Si les accusés risquent en théorie la prison à vie pour “homicide volontaire prémédité avec l’intention d’infliger des souffrances”, la procédure est avant tout symbolique, car aucun d’entre eux ne se trouve en Turquie.

Parmi ces 20 personnes accusées d’avoir tué et démembré l’éditorialiste Jamal Khashoggi en 2018, deux sont identifiées par les enquêteurs turcs comme les commanditaires : un ex-conseiller du prince héritier saoudien, Saoud al-Qahtani, et un ancien numéro deux du Renseignement, le général Ahmed al-Assiri.
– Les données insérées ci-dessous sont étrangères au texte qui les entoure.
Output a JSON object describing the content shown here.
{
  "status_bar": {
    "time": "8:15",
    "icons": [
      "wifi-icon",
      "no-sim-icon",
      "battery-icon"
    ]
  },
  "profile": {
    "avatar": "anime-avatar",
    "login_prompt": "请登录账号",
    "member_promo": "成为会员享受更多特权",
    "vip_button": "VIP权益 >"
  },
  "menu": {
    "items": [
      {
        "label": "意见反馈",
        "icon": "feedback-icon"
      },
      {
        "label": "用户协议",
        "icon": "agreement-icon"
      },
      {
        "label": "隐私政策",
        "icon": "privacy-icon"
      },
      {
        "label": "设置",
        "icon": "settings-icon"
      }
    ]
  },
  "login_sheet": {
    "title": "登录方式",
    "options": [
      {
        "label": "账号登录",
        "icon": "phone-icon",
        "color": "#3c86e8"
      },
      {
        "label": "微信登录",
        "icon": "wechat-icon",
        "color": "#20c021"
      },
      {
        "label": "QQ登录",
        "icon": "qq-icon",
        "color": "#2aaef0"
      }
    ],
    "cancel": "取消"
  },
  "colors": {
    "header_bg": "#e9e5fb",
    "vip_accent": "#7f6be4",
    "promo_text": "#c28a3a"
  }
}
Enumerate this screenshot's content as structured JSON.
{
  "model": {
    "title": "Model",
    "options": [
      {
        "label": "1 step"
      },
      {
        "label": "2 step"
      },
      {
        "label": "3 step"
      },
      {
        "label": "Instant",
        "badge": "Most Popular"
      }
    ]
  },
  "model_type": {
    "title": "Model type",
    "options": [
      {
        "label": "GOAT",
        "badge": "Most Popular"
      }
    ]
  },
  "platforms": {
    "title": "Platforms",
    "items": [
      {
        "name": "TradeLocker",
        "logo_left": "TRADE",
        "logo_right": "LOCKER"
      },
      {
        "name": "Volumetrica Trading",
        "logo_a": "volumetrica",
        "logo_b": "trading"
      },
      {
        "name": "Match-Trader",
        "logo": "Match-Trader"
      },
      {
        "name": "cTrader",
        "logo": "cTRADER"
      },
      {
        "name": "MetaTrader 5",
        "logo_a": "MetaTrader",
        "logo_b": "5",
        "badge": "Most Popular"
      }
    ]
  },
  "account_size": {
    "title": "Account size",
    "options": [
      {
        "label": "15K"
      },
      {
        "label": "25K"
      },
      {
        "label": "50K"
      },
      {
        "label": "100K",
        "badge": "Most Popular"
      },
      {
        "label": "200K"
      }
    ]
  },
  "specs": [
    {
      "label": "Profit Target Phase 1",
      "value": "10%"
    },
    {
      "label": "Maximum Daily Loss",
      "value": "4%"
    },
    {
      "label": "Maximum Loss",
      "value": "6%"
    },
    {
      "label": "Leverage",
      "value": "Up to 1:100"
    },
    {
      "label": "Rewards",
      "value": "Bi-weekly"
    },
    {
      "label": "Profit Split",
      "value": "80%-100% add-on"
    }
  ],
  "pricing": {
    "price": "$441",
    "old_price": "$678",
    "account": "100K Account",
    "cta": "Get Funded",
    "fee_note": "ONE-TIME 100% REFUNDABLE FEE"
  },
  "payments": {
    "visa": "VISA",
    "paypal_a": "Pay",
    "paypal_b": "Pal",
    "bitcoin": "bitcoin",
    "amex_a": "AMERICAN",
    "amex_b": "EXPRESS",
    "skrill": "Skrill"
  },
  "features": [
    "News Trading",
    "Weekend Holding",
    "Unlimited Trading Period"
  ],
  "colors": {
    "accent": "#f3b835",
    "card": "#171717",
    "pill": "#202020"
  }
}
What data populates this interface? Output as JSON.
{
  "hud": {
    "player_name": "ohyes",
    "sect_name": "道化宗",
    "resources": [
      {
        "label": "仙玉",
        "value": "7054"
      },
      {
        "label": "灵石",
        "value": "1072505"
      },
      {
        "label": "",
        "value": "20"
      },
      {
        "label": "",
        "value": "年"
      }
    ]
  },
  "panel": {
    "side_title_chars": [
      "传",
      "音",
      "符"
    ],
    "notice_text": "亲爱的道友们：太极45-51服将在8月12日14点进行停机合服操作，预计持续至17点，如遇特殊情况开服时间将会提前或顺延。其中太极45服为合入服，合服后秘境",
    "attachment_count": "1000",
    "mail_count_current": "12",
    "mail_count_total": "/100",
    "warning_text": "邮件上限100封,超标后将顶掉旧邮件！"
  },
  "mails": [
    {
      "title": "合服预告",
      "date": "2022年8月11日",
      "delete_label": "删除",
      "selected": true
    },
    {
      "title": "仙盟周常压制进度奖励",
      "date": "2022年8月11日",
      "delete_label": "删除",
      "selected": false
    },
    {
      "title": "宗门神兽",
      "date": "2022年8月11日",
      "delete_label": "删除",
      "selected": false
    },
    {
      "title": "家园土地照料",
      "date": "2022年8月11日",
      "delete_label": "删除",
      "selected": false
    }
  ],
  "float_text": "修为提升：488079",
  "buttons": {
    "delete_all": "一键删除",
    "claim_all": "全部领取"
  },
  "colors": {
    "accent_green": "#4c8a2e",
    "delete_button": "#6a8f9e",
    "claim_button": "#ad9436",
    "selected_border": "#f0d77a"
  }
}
Des vidéos de surveillance montrant Jamal Khashoggi entrer dans le consulat saoudien, le 2 octobre 2018.Crédit: Capture d'écran Daily Sabaha.

Khashoggi, collaborateur du Washington Post et critique du régime saoudien après en avoir été proche, a été assassiné et son corps découpé en morceaux en octobre 2018 dans le consulat d’Arabie Saoudite à Istanbul où il s’était rendu pour récupérer un document. Le journaliste était âgé de 59 ans au moment de sa mort. Ses restes n’ont jamais été retrouvés. Ce meurtre a plongé l’Arabie saoudite dans l’une de ses pires crises diplomatiques et terni l’image du prince héritier Mohammed ben Salmane, dit MBS, désigné par des responsables turcs et américains comme le commanditaire du meurtre.

“Faire la lumière”

La fiancée turque de Khashoggi, Hatice Cengiz, ainsi que la rapporteure spéciale des Nations unies sur les exécutions extrajudiciaires, Agnès Callamard, étaient présentes à l’audience ce vendredi 3 juillet, selon un correspondant de l’AFP. Yasin Aktay, un proche de Khashoggi et conseiller du président turc Recep Tayyip Erdogan, était lui aussi présent.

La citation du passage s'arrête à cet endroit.